The chief advice that I'd give:

  • Commit frequently, and always make sure that you keep the output of git status empty, either by adding files you need, or listing them in .gitignore. You don't want to risk having important files untracked.
  • Never use history rewriting commands (e.g. git rebase), just to be safe and never use git's dangerous commands like git reset --hard and git checkout -f. No one will ever see your complete repository, so you don't care what the history looks like - it's much more important that you don't do anything that might lose (or make it more difficult to retrieve) your work.
  • When you're looking at differences between your versions, use the --color-words option to git diff. Otherwise, your diffs will be line-based, and if you reformat a paragraph in LaTeX, it'll be hard to see what the real changes are - git diff --color-words ignores the line-breaks, and just shows the old words in red and the new words in green.

¹ ... with LyX rather than directly in LaTeX, but the issues are essentially the same.

Solution 3:

This is mainly just meant as a comment, but it turned out a bit too long, so I am posting it as an answer.

I used darcs for my Master's thesis, and have been using RCS, CVS, SVN, and Git for lots of documentation / writing projects in the past. All of these tools provide the basic feature I want -- ability to review my changes, go back in history, check in "undo points" when I start writing something new.

There are old and tried recommendations for writing documentation with version control. Using a text-only source format is important for getting sane diffs. In addition, a useful tip I picked up (IIRC from Kernighan, writing about keeping Troff source in version control) is to make sure all lines are reasonably short. I tend to whack enter every few lines, with an eye towards keeping one particular clause or idiom on one line, so that the diff will be minimal if I decide to revise that particular detail later.

Solution 4:

Git will work. Latex is effectively source code, so it should be perfectly fine.
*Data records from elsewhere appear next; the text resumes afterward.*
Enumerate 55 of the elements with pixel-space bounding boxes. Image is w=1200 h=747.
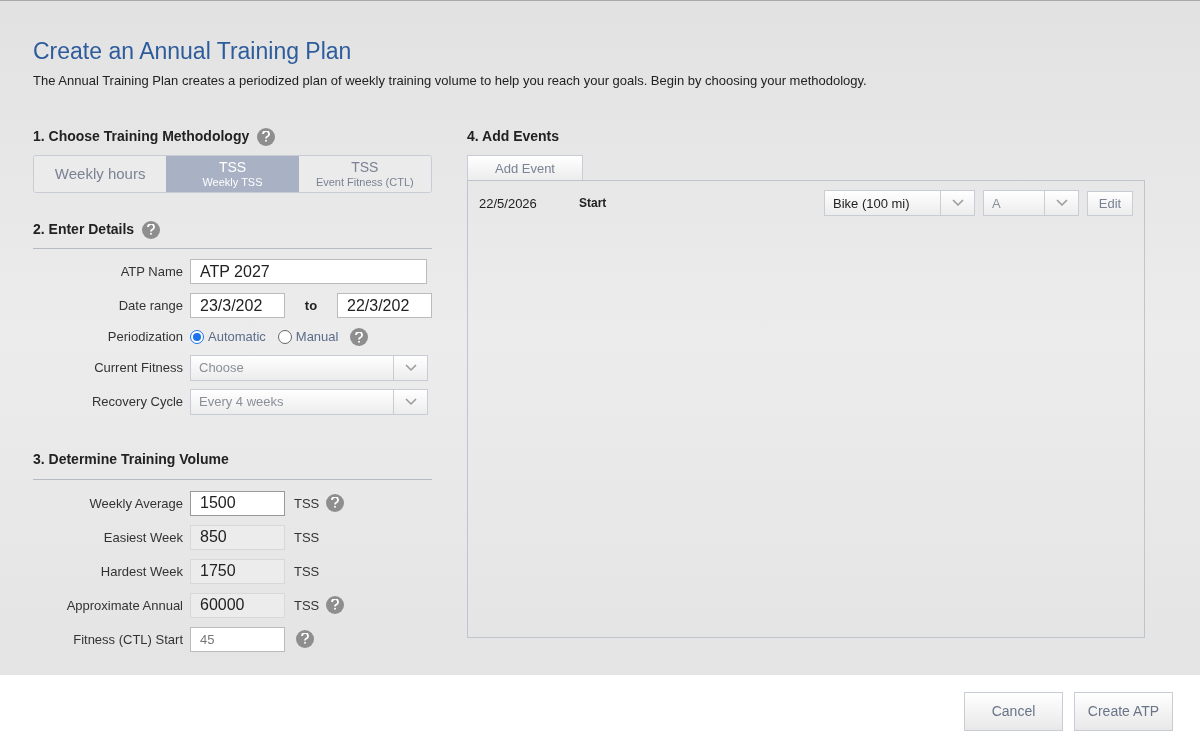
caret-icon — [1055, 199, 1068, 208]
intro-text: The Annual Training Plan creates a periodized plan of weekly training volume to help you reach your goals. Begin by choosing your methodology. — [33, 71, 868, 90]
unit-label: TSS — [294, 596, 320, 615]
field-label: Fitness (CTL) Start — [72, 630, 183, 649]
field-label: ATP Name — [119, 263, 183, 281]
start-date-field[interactable]: 23/3/202 — [190, 293, 285, 319]
footer-button[interactable]: Cancel — [964, 691, 1063, 731]
volume-field[interactable]: 1750 — [190, 558, 285, 584]
help-icon[interactable] — [296, 629, 314, 648]
end-date-field[interactable]: 22/3/202 — [337, 293, 432, 319]
dropdown[interactable]: Choose — [190, 354, 428, 381]
unit-label: TSS — [294, 528, 320, 547]
caret-icon — [404, 397, 417, 406]
caret-icon — [404, 363, 417, 372]
edit-button[interactable]: Edit — [1087, 190, 1133, 216]
help-icon[interactable] — [257, 127, 276, 146]
field-label: Current Fitness — [93, 359, 183, 377]
field-label: Easiest Week — [102, 528, 183, 547]
radio-icon[interactable] — [277, 330, 292, 344]
field-label: Date range — [117, 297, 183, 315]
volume-field[interactable]: 45 — [190, 626, 285, 652]
volume-field[interactable]: 60000 — [190, 592, 285, 618]
section-heading: 4. Add Events — [467, 127, 561, 147]
event-type-dropdown[interactable]: Bike (100 mi) — [824, 190, 975, 217]
help-icon[interactable] — [350, 328, 369, 346]
methodology-tab[interactable]: TSS Event Fitness (CTL) — [298, 156, 431, 193]
volume-field[interactable]: 850 — [190, 524, 285, 550]
section-heading: 2. Enter Details — [33, 220, 135, 240]
field-label: Weekly Average — [88, 494, 183, 513]
priority-dropdown[interactable]: A — [983, 190, 1079, 217]
field-label: Recovery Cycle — [90, 393, 183, 411]
page-title: Create an Annual Training Plan — [33, 37, 353, 66]
help-icon[interactable] — [142, 220, 161, 239]
volume-field[interactable]: 1500 — [190, 490, 285, 516]
caret-icon — [951, 199, 964, 208]
field-label: Hardest Week — [99, 562, 183, 581]
event-date: 22/5/2026 — [479, 194, 538, 213]
help-icon[interactable] — [326, 493, 345, 512]
radio-icon[interactable] — [190, 330, 204, 344]
dropdown[interactable]: Every 4 weeks — [190, 388, 428, 415]
date-separator: to — [303, 297, 319, 315]
unit-label: TSS — [294, 494, 320, 513]
footer-button[interactable]: Create ATP — [1074, 691, 1173, 731]
radio-option[interactable]: Manual — [277, 327, 339, 347]
add-event-button[interactable]: Add Event — [467, 155, 583, 181]
section-heading: 3. Determine Training Volume — [33, 450, 229, 467]
methodology-tab[interactable]: Weekly hours — [34, 156, 167, 193]
section-heading: 1. Choose Training Methodology — [33, 127, 250, 147]
event-name: Start — [579, 195, 607, 213]
field-label: Approximate Annual — [65, 596, 183, 615]
atp-name-field[interactable]: ATP 2027 — [190, 259, 427, 285]
radio-option[interactable]: Automatic — [190, 327, 266, 347]
unit-label: TSS — [294, 562, 320, 581]
help-icon[interactable] — [326, 595, 345, 614]
field-label: Periodization — [106, 328, 183, 347]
That said,Git, while awesome, has as slightly steep learning curve because it allows for a lot of things for collaborating with multiple people, handling diverging histories,etc. Its really big advantage is in merging conflicts ( what happens if I change a file and someone else changes a file and we both try to upload/commit it to some server?).

If you just want to version your thesis, you are unlikely to even hit the conflicting merge case (since you are the only one editing it), let alone the multiple histories case.
I'd use something simpler like SVN, which while worse for doing the two things I described, fits your needs and is easier to learn.

Also, git stores everything in a .git file in the folder you are in. If you delete that folder , your data is gone.